As the gay movement continues to blossom many positive aspects of relationships between people of the same sex are destroyed. A good example of this is found in the APA’s definition of sexual orientation:
Sexual orientation refers to an enduring pattern of emotional, romantic, and/or sexual attraction to men, women, or both sexes…
When I read this my question was, “Why is emotional attraction part of sexual orientation?” I understand why “romantic and sexual attraction” are included. Sexual orientation must include the erotic or it is not sexual. But I do not understand why they include emotional attraction. Can a man be emotionally attracted to another man and it not be sexual? Can a son love a father or a brother love a brother and it not be sexual? Can football players admire one another and it not be sexual? Of course they can. And they have throughout all of history. The clearest Biblical example is David’s love for Jonathan. But we also have the disciple leaning on Jesus at the Last Supper. We have Paul’s love for Timothy. We have the church at Ephesus weeping when Paul left, which included men and elders. History is filled with men loving one another, admiring one another, praising one another’s virtues, and finding them emotionally attractive, without the relationship being sexual.

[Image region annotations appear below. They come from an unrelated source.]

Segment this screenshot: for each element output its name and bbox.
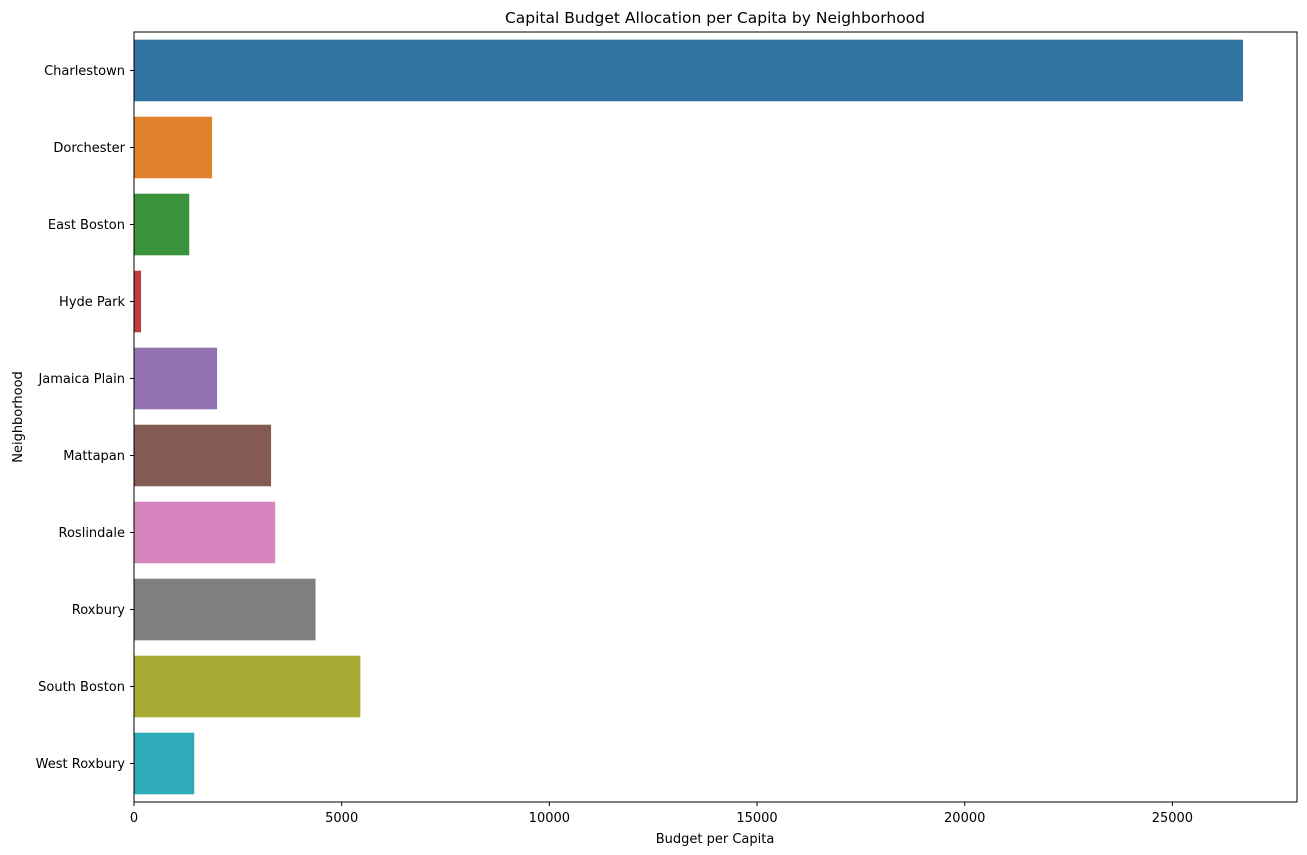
bar-dorchester xyxy=(134,116,213,179)
bar-hyde-park xyxy=(134,270,142,333)
y-tick-label: East Boston xyxy=(48,218,125,233)
bar-charlestown xyxy=(134,39,1244,102)
bar-jamaica-plain xyxy=(134,347,218,410)
bar-south-boston xyxy=(134,655,361,718)
y-tick-label: Jamaica Plain xyxy=(37,372,125,387)
x-tick-label: 5000 xyxy=(325,811,358,826)
y-tick-label: Mattapan xyxy=(63,449,125,464)
chart-title: Capital Budget Allocation per Capita by … xyxy=(505,9,925,27)
bar-mattapan xyxy=(134,424,272,487)
x-axis-ticks: 0 5000 10000 15000 20000 25000 xyxy=(130,802,1193,826)
x-tick-label: 15000 xyxy=(736,811,777,826)
bar-west-roxbury xyxy=(134,732,195,795)
y-tick-label: Charlestown xyxy=(44,64,125,79)
y-tick-label: Roxbury xyxy=(72,603,126,618)
y-tick-label: Roslindale xyxy=(59,526,125,541)
y-tick-label: South Boston xyxy=(38,680,125,695)
y-tick-label: Hyde Park xyxy=(59,295,125,310)
y-axis-ticks: Charlestown Dorchester East Boston Hyde Par… xyxy=(36,64,134,772)
y-axis-label: Neighborhood xyxy=(11,371,26,463)
bar-roxbury xyxy=(134,578,316,641)
x-tick-label: 25000 xyxy=(1152,811,1193,826)
y-tick-label: Dorchester xyxy=(53,141,125,156)
x-axis-label: Budget per Capita xyxy=(656,832,775,847)
x-tick-label: 10000 xyxy=(529,811,570,826)
bar-east-boston xyxy=(134,193,190,256)
y-tick-label: West Roxbury xyxy=(36,757,126,772)
x-tick-label: 20000 xyxy=(944,811,985,826)
plot-frame xyxy=(133,31,1298,803)
bars-group xyxy=(134,39,1244,795)
bar-roslindale xyxy=(134,501,276,564)
x-tick-label: 0 xyxy=(130,811,138,826)
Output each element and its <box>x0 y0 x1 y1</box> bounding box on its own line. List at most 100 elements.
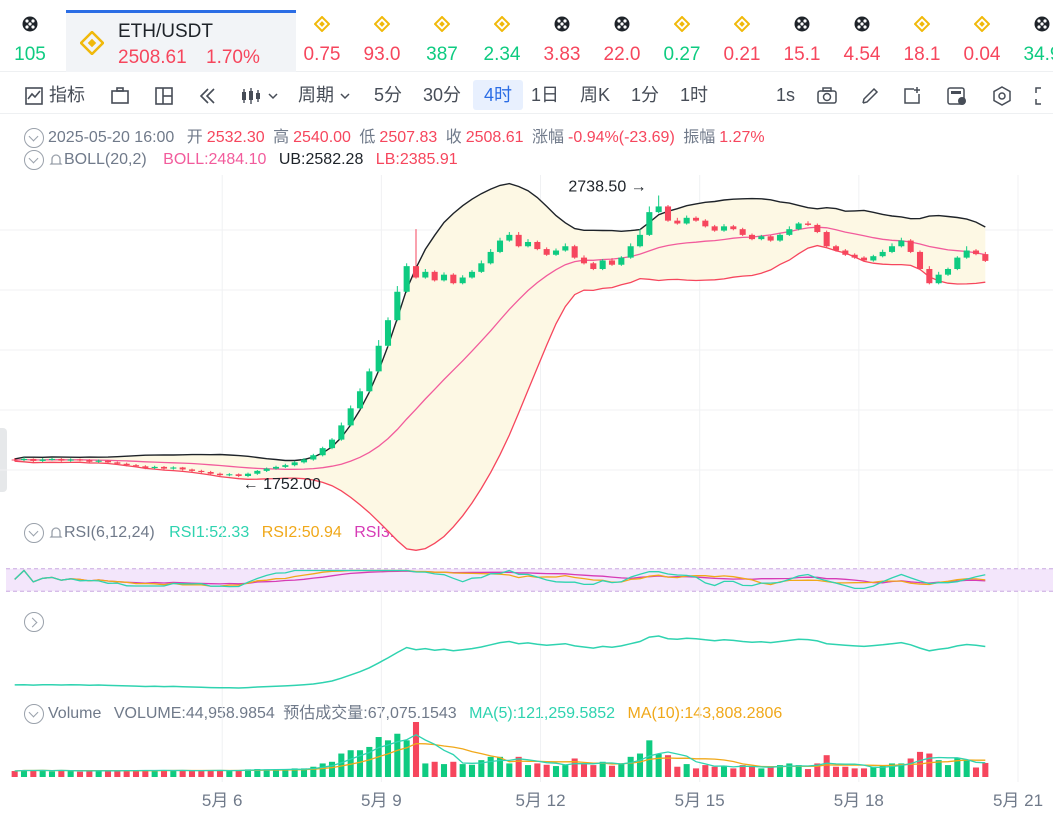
candle-body <box>282 465 289 467</box>
volume-bar <box>935 760 942 777</box>
candle-body <box>562 246 569 251</box>
candle-body <box>804 223 812 225</box>
volume-bar <box>67 770 74 777</box>
bell-icon[interactable] <box>48 525 64 541</box>
candle-body <box>104 460 112 463</box>
interval-1w[interactable]: 周K <box>580 85 611 105</box>
settings-icon <box>993 86 1011 107</box>
rsi-collapse-toggle[interactable] <box>24 523 44 543</box>
obv-expand-toggle[interactable] <box>24 612 44 632</box>
close-value: 2508.61 <box>465 129 524 146</box>
boll-collapse-toggle[interactable] <box>24 150 44 170</box>
ticker-value: 22.0 <box>603 44 641 65</box>
interval-5m[interactable]: 5分 <box>374 85 403 105</box>
candle-body <box>468 271 476 278</box>
volume-bar <box>683 764 690 777</box>
candle-body <box>636 234 644 247</box>
ticker-item[interactable]: 2.34 <box>472 0 532 72</box>
ticker-item[interactable]: 3.83 <box>532 0 592 72</box>
volume-bar <box>356 750 364 777</box>
side-panel-handle[interactable] <box>0 428 7 492</box>
ticker-item[interactable]: 18.1 <box>892 0 952 72</box>
collapse-toggle[interactable] <box>24 127 44 148</box>
volume-bar <box>870 766 877 777</box>
candle-body <box>692 217 700 221</box>
candle-body <box>20 458 28 461</box>
volume-bar <box>188 770 196 777</box>
volume-bar <box>702 765 709 777</box>
volume-bar <box>76 771 84 777</box>
replay-button[interactable] <box>198 80 218 110</box>
settings-button[interactable] <box>992 80 1012 110</box>
interval-30m[interactable]: 30分 <box>423 85 462 105</box>
screenshot-button[interactable] <box>816 80 838 110</box>
bell-icon[interactable] <box>48 152 64 168</box>
candle-body <box>580 257 588 264</box>
candle-body <box>720 226 728 231</box>
ticker-item[interactable]: 0.21 <box>712 0 772 72</box>
candle-body <box>571 246 578 258</box>
fullscreen-button[interactable] <box>1034 80 1052 110</box>
ticker-item[interactable]: 0.27 <box>652 0 712 72</box>
volume-bar <box>804 769 812 777</box>
calculator-button[interactable] <box>946 80 968 110</box>
ticker-item[interactable]: 15.1 <box>772 0 832 72</box>
volume-bar <box>328 761 336 777</box>
period-dropdown[interactable]: 周期 <box>298 80 351 110</box>
rsi1-value: RSI1:52.33 <box>169 524 250 542</box>
active-pair-tab[interactable]: ETH/USDT 2508.61 1.70% <box>66 10 296 72</box>
ticker-item[interactable]: 0.75 <box>292 0 352 72</box>
ticker-item[interactable]: 93.0 <box>352 0 412 72</box>
ticker-item[interactable]: 105 <box>5 0 55 72</box>
candle-body <box>870 256 877 261</box>
volume-bar <box>310 766 317 777</box>
volume-bar <box>142 770 149 777</box>
volume-ma10: MA(10):143,808.2806 <box>627 705 783 722</box>
candle-body <box>944 268 952 275</box>
volume-bar <box>758 768 765 777</box>
candle-body <box>674 220 681 224</box>
ticker-value: 105 <box>14 44 46 65</box>
candle-body <box>664 206 672 221</box>
rsi3-line <box>14 569 986 585</box>
candle-body <box>198 470 205 473</box>
indicator-button[interactable]: 指标 <box>24 80 85 110</box>
volume-bar <box>244 769 252 777</box>
candle-body <box>534 241 541 250</box>
binance-x-icon <box>854 16 870 32</box>
volume-bar <box>11 771 18 777</box>
split-view-button[interactable] <box>154 80 174 110</box>
x-tick-label: 5月 12 <box>515 791 565 810</box>
draw-button[interactable] <box>860 80 880 110</box>
bnb-icon <box>314 16 330 32</box>
candle-body <box>76 459 84 461</box>
layout-button[interactable] <box>110 80 130 110</box>
ticker-item[interactable]: 0.04 <box>952 0 1012 72</box>
ticker-item[interactable]: 387 <box>412 0 472 72</box>
volume-bar <box>907 758 914 777</box>
interval-1m[interactable]: 1分 <box>631 85 660 105</box>
candle-body <box>142 466 149 469</box>
interval-1s[interactable]: 1s <box>776 85 796 105</box>
binance-x-icon <box>614 16 630 32</box>
volume-bar <box>580 764 588 777</box>
volume-bar <box>730 768 737 777</box>
candle-body <box>898 240 905 247</box>
candle-body <box>832 246 840 251</box>
candle-body <box>132 465 140 467</box>
candle-body <box>160 466 168 469</box>
interval-1h[interactable]: 1时 <box>680 85 709 105</box>
briefcase-icon <box>111 87 129 105</box>
volume-bar <box>888 763 896 777</box>
interval-4h[interactable]: 4时 <box>473 80 523 110</box>
ticker-item[interactable]: 4.54 <box>832 0 892 72</box>
add-drawing-button[interactable] <box>902 80 922 110</box>
ticker-item[interactable]: 22.0 <box>592 0 652 72</box>
ticker-item[interactable]: 34.9 <box>1012 0 1053 72</box>
volume-bar <box>982 762 989 777</box>
interval-1d[interactable]: 1日 <box>531 85 560 105</box>
obv-info <box>0 612 48 632</box>
chart-type-dropdown[interactable] <box>240 80 279 110</box>
volume-collapse-toggle[interactable] <box>24 703 44 724</box>
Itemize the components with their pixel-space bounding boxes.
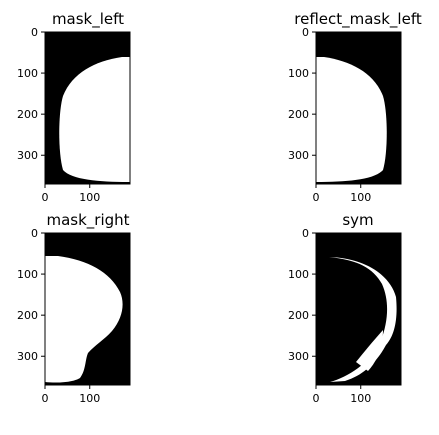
y-tick-label: 200 [288, 108, 309, 121]
panel-title: mask_left [52, 10, 124, 29]
image-frame [315, 232, 402, 386]
y-tick-label: 100 [288, 67, 309, 80]
image-frame [44, 232, 131, 386]
panel-mask-left: mask_left [44, 10, 131, 185]
panel-title: reflect_mask_left [294, 10, 422, 29]
x-tick-label: 0 [42, 392, 49, 405]
y-tick-label: 100 [17, 268, 38, 281]
y-tick-label: 300 [17, 350, 38, 363]
y-tick-label: 200 [288, 309, 309, 322]
x-tick-label: 100 [79, 392, 100, 405]
x-tick-label: 0 [42, 191, 49, 204]
image-frame [315, 31, 402, 185]
x-tick-label: 0 [313, 191, 320, 204]
y-tick-label: 300 [288, 149, 309, 162]
mask-region [45, 256, 123, 383]
mask-region [316, 57, 387, 182]
y-tick-label: 0 [31, 26, 38, 39]
panel-reflect-mask-left: reflect_mask_left [294, 10, 422, 185]
panel-title: mask_right [46, 211, 129, 230]
y-tick-label: 0 [302, 227, 309, 240]
y-tick-label: 100 [17, 67, 38, 80]
image-frame [44, 31, 131, 185]
mask-region [356, 330, 383, 371]
x-tick-label: 100 [350, 392, 371, 405]
x-tick-label: 0 [313, 392, 320, 405]
mask-region [59, 57, 130, 182]
panel-mask-right: mask_right [44, 211, 131, 386]
y-tick-label: 0 [302, 26, 309, 39]
y-tick-label: 200 [17, 309, 38, 322]
x-tick-label: 100 [350, 191, 371, 204]
y-tick-label: 300 [17, 149, 38, 162]
y-tick-label: 200 [17, 108, 38, 121]
y-tick-label: 0 [31, 227, 38, 240]
x-tick-label: 100 [79, 191, 100, 204]
panel-title: sym [342, 211, 373, 229]
panel-sym: sym [315, 211, 402, 386]
y-tick-label: 300 [288, 350, 309, 363]
y-tick-label: 100 [288, 268, 309, 281]
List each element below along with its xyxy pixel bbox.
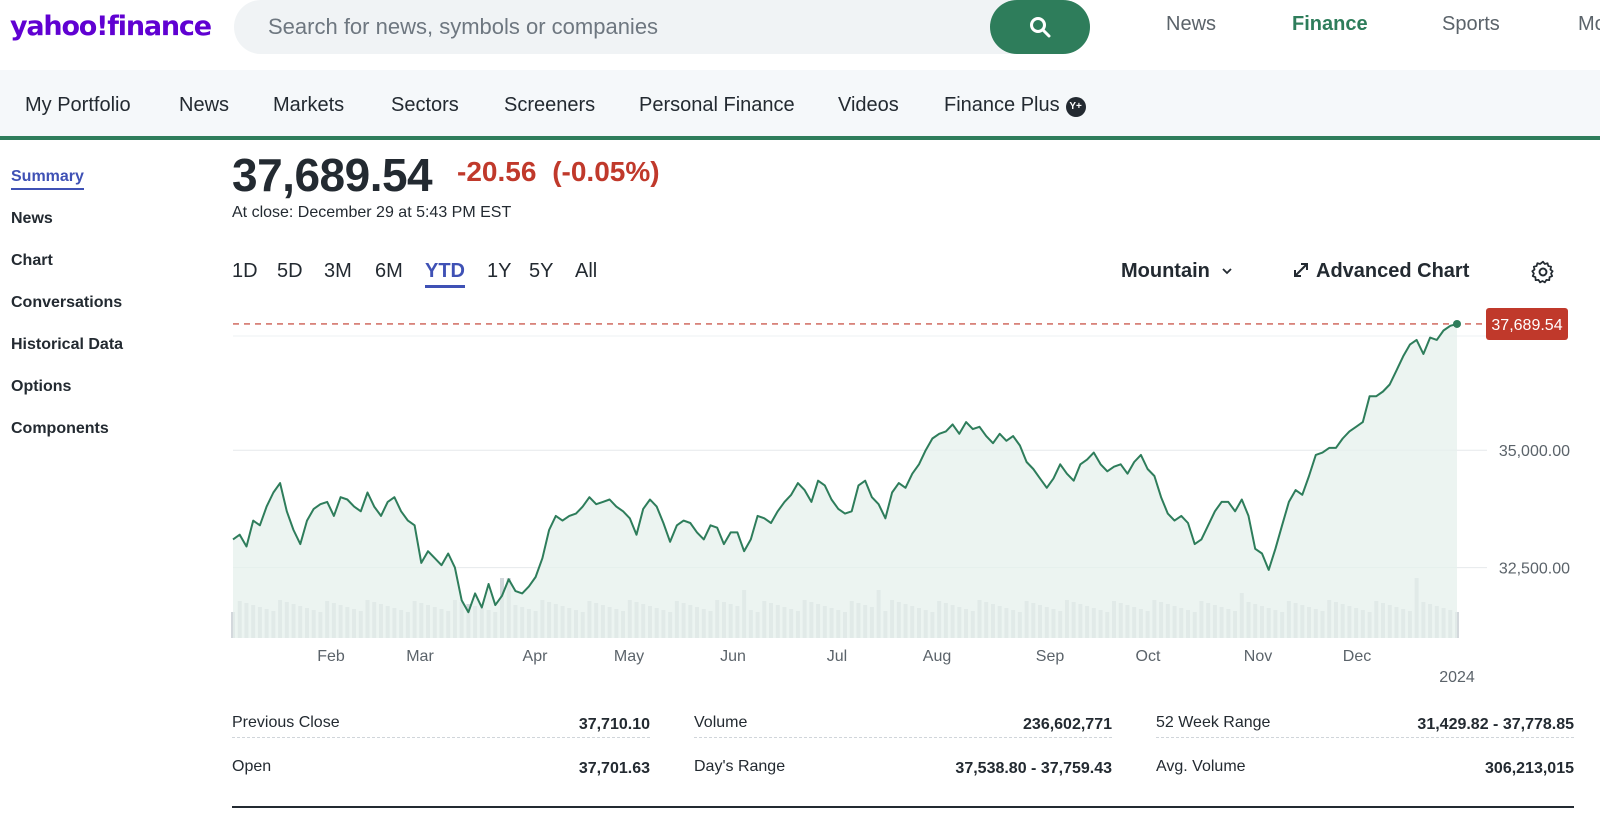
stat-divider	[694, 737, 1112, 738]
nav-personal-finance[interactable]: Personal Finance	[639, 94, 795, 116]
secondary-nav: My Portfolio News Markets Sectors Screen…	[0, 70, 1600, 140]
stat-label-open: Open	[232, 758, 272, 775]
nav-sectors[interactable]: Sectors	[391, 94, 459, 116]
nav-news[interactable]: News	[179, 94, 230, 116]
stat-label-days-range: Day's Range	[694, 758, 786, 775]
price-chart[interactable]: 35,000.00 32,500.00 37,689.54 Feb Mar Apr May J…	[0, 300, 1600, 690]
side-item-chart[interactable]: Chart	[11, 252, 53, 269]
search-icon	[1030, 17, 1051, 38]
top-link-sports[interactable]: Sports	[1442, 13, 1500, 35]
x-tick-label: Nov	[1244, 648, 1272, 665]
nav-screeners[interactable]: Screeners	[504, 94, 596, 116]
stat-divider	[232, 737, 650, 738]
top-link-finance[interactable]: Finance	[1292, 13, 1368, 35]
stat-value-previous-close: 37,710.10	[578, 716, 650, 733]
stat-value-open: 37,701.63	[578, 760, 650, 777]
x-year-label: 2024	[1439, 669, 1475, 686]
top-bar: yahoo!finance News Finance Sports Mo	[0, 0, 1600, 70]
chart-type-dropdown[interactable]: Mountain	[1121, 260, 1233, 283]
range-tab-5y[interactable]: 5Y	[529, 260, 554, 282]
side-item-components[interactable]: Components	[11, 420, 109, 437]
nav-my-portfolio[interactable]: My Portfolio	[25, 94, 131, 116]
stat-value-volume: 236,602,771	[1023, 716, 1112, 733]
x-tick-label: Mar	[406, 648, 434, 665]
market-close-time: At close: December 29 at 5:43 PM EST	[232, 204, 512, 221]
advanced-chart-label: Advanced Chart	[1316, 260, 1470, 282]
last-price-dot	[1453, 319, 1461, 328]
quote-change-percent: (-0.05%)	[552, 156, 660, 187]
x-tick-label: Dec	[1343, 648, 1371, 665]
range-tab-6m[interactable]: 6M	[375, 260, 403, 282]
range-tab-3m[interactable]: 3M	[324, 260, 352, 282]
side-item-summary[interactable]: Summary	[11, 168, 84, 190]
stat-label-volume: Volume	[694, 714, 748, 731]
x-tick-label: Apr	[523, 648, 549, 665]
range-tab-1d[interactable]: 1D	[232, 260, 258, 282]
price-line	[232, 322, 1458, 614]
advanced-chart-button[interactable]: Advanced Chart	[1292, 260, 1469, 283]
x-tick-label: Aug	[923, 648, 951, 665]
x-tick-label: Sep	[1036, 648, 1065, 665]
gear-icon[interactable]	[1530, 259, 1556, 285]
expand-icon	[1294, 263, 1308, 277]
quote-change: -20.56 (-0.05%)	[457, 156, 660, 188]
chart-type-label: Mountain	[1121, 260, 1210, 282]
y-tick-label: 32,500.00	[1499, 561, 1570, 578]
nav-finance-plus-label: Finance Plus	[944, 94, 1060, 116]
stats-bottom-rule	[232, 806, 1574, 808]
quote-change-value: -20.56	[457, 156, 537, 187]
x-tick-label: May	[614, 648, 644, 665]
stat-divider	[1156, 737, 1574, 738]
side-item-news[interactable]: News	[11, 210, 53, 227]
search-button[interactable]	[990, 0, 1090, 54]
finance-plus-badge-icon: Y+	[1065, 97, 1086, 117]
side-item-historical-data[interactable]: Historical Data	[11, 336, 124, 353]
y-tick-label: 35,000.00	[1499, 443, 1570, 460]
stat-value-avg-volume: 306,213,015	[1485, 760, 1574, 777]
x-tick-label: Jun	[720, 648, 746, 665]
yahoo-finance-logo[interactable]: yahoo!finance	[10, 10, 212, 42]
x-tick-label: Jul	[827, 648, 847, 665]
price-area	[233, 323, 1457, 638]
top-link-news[interactable]: News	[1166, 13, 1217, 35]
side-item-options[interactable]: Options	[11, 378, 72, 395]
stat-label-52-week-range: 52 Week Range	[1156, 714, 1271, 731]
stat-value-days-range: 37,538.80 - 37,759.43	[955, 760, 1112, 777]
stat-label-previous-close: Previous Close	[232, 714, 340, 731]
x-tick-label: Feb	[317, 648, 345, 665]
search-input[interactable]	[268, 0, 1008, 54]
nav-videos[interactable]: Videos	[838, 94, 899, 116]
last-price-label-bg	[1486, 307, 1568, 340]
last-price-label: 37,689.54	[1491, 317, 1562, 334]
top-link-more[interactable]: Mo	[1578, 13, 1600, 35]
stat-value-52-week-range: 31,429.82 - 37,778.85	[1417, 716, 1574, 733]
chevron-down-icon	[1222, 268, 1233, 275]
x-tick-label: Oct	[1136, 648, 1161, 665]
nav-markets[interactable]: Markets	[273, 94, 345, 116]
stat-label-avg-volume: Avg. Volume	[1156, 758, 1246, 775]
side-item-conversations[interactable]: Conversations	[11, 294, 123, 311]
range-tab-all[interactable]: All	[575, 260, 598, 282]
range-tab-1y[interactable]: 1Y	[487, 260, 512, 282]
nav-finance-plus[interactable]: Finance Plus Y+	[944, 94, 1086, 117]
search-box	[234, 0, 1090, 54]
range-tab-5d[interactable]: 5D	[277, 260, 303, 282]
quote-price: 37,689.54	[232, 149, 433, 201]
range-tab-ytd[interactable]: YTD	[425, 260, 465, 288]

Lest you feel I am too picky notice that little word “or” in the definition. Of course sexual attraction will include emotional attraction. But the word “or” indicates that emotional attraction can be the sole indicator of sexual orientation. Really? There can be no sexual component and yet it still be sexual? Wesley argues the same thing in his book Spiritual Friendship. He says that same sex attraction cannot be reduced to sex, but includes a desire for same-sex friendship and maybe even a preference of same sex companions. But this latter part has nothing to do with homosexuality. Men have often preferred the company of men to women without the relationship being erotic at all. In fact, one could argue that outside of bed and some social functions, most men throughout most of history have preferred the company of other men to women, even their wives, for work, play, and study.
It seems to me that if we are not sexually attracted to members of the same sex what type of attraction is left? Emotional attraction would be a good way to describe it. Most of the relationships between members of the same sex throughout history have been of this kind. What is admiration, but emotional attraction? What is the love of two soldiers who have endured war, but a type of emotional bond or attraction? What is the love of sister for sister, but a type of emotional attraction? Can a young boy admire a man and it not be latent sexual desires? I should hope so!
We see here again the sexualization of all relationships. I believe most men and perhaps women, feel that any admiration for someone of the same sex, any emotional joy at being in their presence, any delight in their company, must be evidence of some underlying sexual attraction. The push for the normalization of sodomy is destroying normal relationships between members of the same sex. That is a terrible thing.
As Christians we must fight homosexuality on several fronts. But one of the least talked about is the need for men to learn to love men, and women love women, rightly. Emotional attraction is a huge part of this. We must be able to love each other , laugh with one another, weep with one another, prefer the company of someone of the same sex, praise each other, and that not be squished through the homosexual grid. A man can love another man and be emotionally attracted to him and it not be sexual. If we don’t believe that then I am not sure we can ever recover a Biblical view of relationships.